How do you find the derivative of `sqrt(x-3)` using the limit process?

Answer 1

`f'(x) = 1 / (2 sqrt(x-3))`

Explanation:

The limit definition of the derivative is

`f'(x) = lim_(h -> 0) (f(x+h) - f(x))/h`

With `f(x) = sqrt(x-3)`, you can compute the derivative as follows:

`f'(x) = lim_(h-> 0) (sqrt(x+h-3) - sqrt(x - 3))/h`

... expand the fraction with `(sqrt(x+h-3) + sqrt(x - 3))`...

`= lim_(h-> 0) ((sqrt(x+h-3) - sqrt(x - 3))(sqrt(x+h-3) + sqrt(x - 3)))/(h(sqrt(x+h-3) + sqrt(x - 3)))`

... apply the formula `(a+b)(a-b) = a^2 - b^2` to simplify the numerator...

`= lim_(h-> 0) ((sqrt(x+h-3))^2 - (sqrt(x-3))^2) / (h(sqrt(x+h-3) + sqrt(x - 3)))`

`= lim_(h-> 0) (x + h - 3 - (x- 3)) / (h(sqrt(x+h-3) + sqrt(x- 3)))`

`= lim_(h-> 0) " " h / (h(sqrt(x+h-3) + sqrt(x - 3)))`

... cancel `h`...

`= lim_(h-> 0) " " 1 / (sqrt(x+h-3) + sqrt(x - 3))`

... at this point, you can safely apply the limit, i.e. plug `h = 0` in the denominator...
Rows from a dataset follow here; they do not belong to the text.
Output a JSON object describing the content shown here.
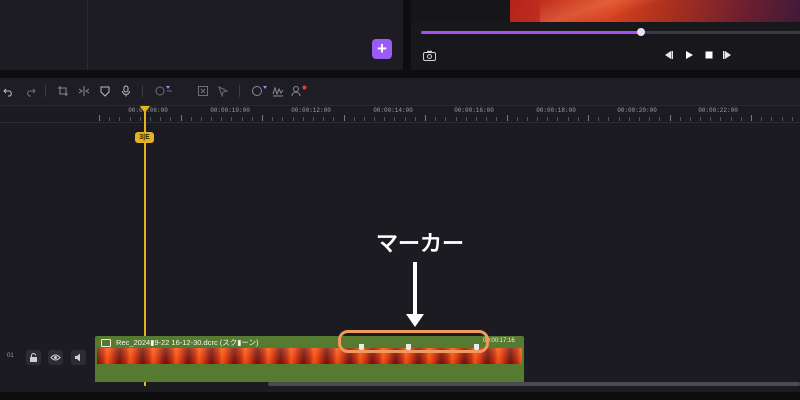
{
  "colors": {
    "accent": "#a74ff0",
    "playhead": "#e4b321",
    "clip_green": "#567a2f",
    "annotation_border": "#f19a5a",
    "annotation_text": "#ffffff"
  },
  "media": {
    "add_button": "+"
  },
  "player": {
    "progress": 0.58,
    "icons": [
      "camera-icon",
      "prev-frame-icon",
      "play-icon",
      "stop-icon",
      "next-frame-icon"
    ]
  },
  "toolbar": {
    "icons": [
      "undo-icon",
      "redo-icon",
      "crop-icon",
      "split-icon",
      "mask-icon",
      "mic-icon",
      "premium-ai-icon",
      "freeze-frame-icon",
      "motion-tracking-icon",
      "color-match-icon",
      "audio-stretch-icon",
      "voice-changer-icon"
    ]
  },
  "ruler": {
    "labels": [
      "00:00:06:00",
      "00:00:10:00",
      "00:00:12:00",
      "00:00:14:00",
      "00:00:16:00",
      "00:00:18:00",
      "00:00:20:00",
      "00:00:22:00"
    ]
  },
  "playhead": {
    "handle_label": "3|E"
  },
  "annotation": {
    "text": "マーカー"
  },
  "track": {
    "number": "01",
    "controls": [
      "lock-icon",
      "eye-icon",
      "speaker-icon"
    ],
    "clip": {
      "title": "Rec_2024▮9-22 16-12-30.dcrc (スク▮ーン)",
      "duration": "00:00:17:16",
      "marker_count": 3
    }
  }
}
`= 1 / (sqrt(x+0-3) + sqrt(x - 3))`

`= 1 / (2 sqrt(x-3))`

Thus, your derivative is `1 / (2 sqrt(x-3))`.

Answer 2

(See below for process)
`f(x)=sqrt(x-3) rArr color(green)(f'(x)=1/(2sqrt(x-3))`

Explanation:

`f'(x) = lim_(hrarr0) (f(x+h)-f(x))/h`

`color(white)("XXX")=lim_(hrarr0)(sqrt(x+h-3)-sqrt(x-3))/h`

Multiply numerator and denominator by conjugate of denominator:
`color(white)("XXX")=lim_(hrarr0)((sqrt(x+h-3)-sqrt(x-3)))/h xx ((sqrt(x+h-3)+sqrt(x-3)))/((sqrt(x+h-3)+sqrt(x-3)))`

and since `(a-b)xx(a+b) = (a^2-b^2)`
`color(white)("XXX")=lim_(hrarr0)((x+h-3)-(x-3))/(h(sqrt(x+h-3)+sqrt(x-3)))`

`color(white)("XXX")=lim_(hrarr0)cancel(h)/(cancel(h)(sqrt(x+h-3)+sqrt((x-3)))`

`color(white)("XXX")=1/(sqrt(x-3)+sqrt(x-3))`

`color(white)("XXX")=1/(2sqrt(x-3)`